Family members should share in the responsibility for caring for the family dog. That means every capable person should be involved in taking walks with the dog, so that the dog gets at least one or two, 45 minute walks per day. I really don’t want to hear the excuses. The dog can’t walk itself. Someone has to be there and do it. So, a schedule should be worked out, and it should be done out of love for the dog and responsibility for managing the family obligations. And I really don’t care that the dog is “their” dog. If you live there, then you need to step up to the plate and walk the dog, too. Just like everyone should be sharing in household chores, including feeding, watering, bathing, and pottying the dog.

The age, capability and temperament of the people should also be factored in. Some kids are too young to be walking the dog. Some adults are too old to be walking the dog. Dogs will act differently with different people.

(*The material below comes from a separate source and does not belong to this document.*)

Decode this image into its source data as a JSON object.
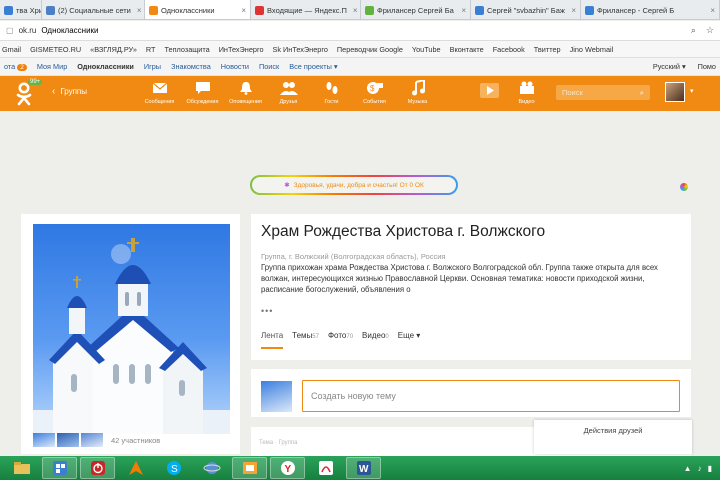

Strong dogs can overpower those they perceive as weak. Protective dogs can be too protective over people they view as vulnerable. Bratty dogs will be even more bratty, and escape, from people who aren’t leaders or too inattentive to watch the dog in public. Also, some people are just not good with dogs. They either bring out the worst in a dog, or they are negligent in their handling. Those folks should not be walking the dog at all. And some people are animal abusers, drug abusers, childish, too domineering, or have personality disorders which will put the dog or others at risk. Those people should be supervised with the dog.

So, quit arguing over who should walk the dog and just do it. You have time to do all that other stuff you want to do, so you can make time for the dog.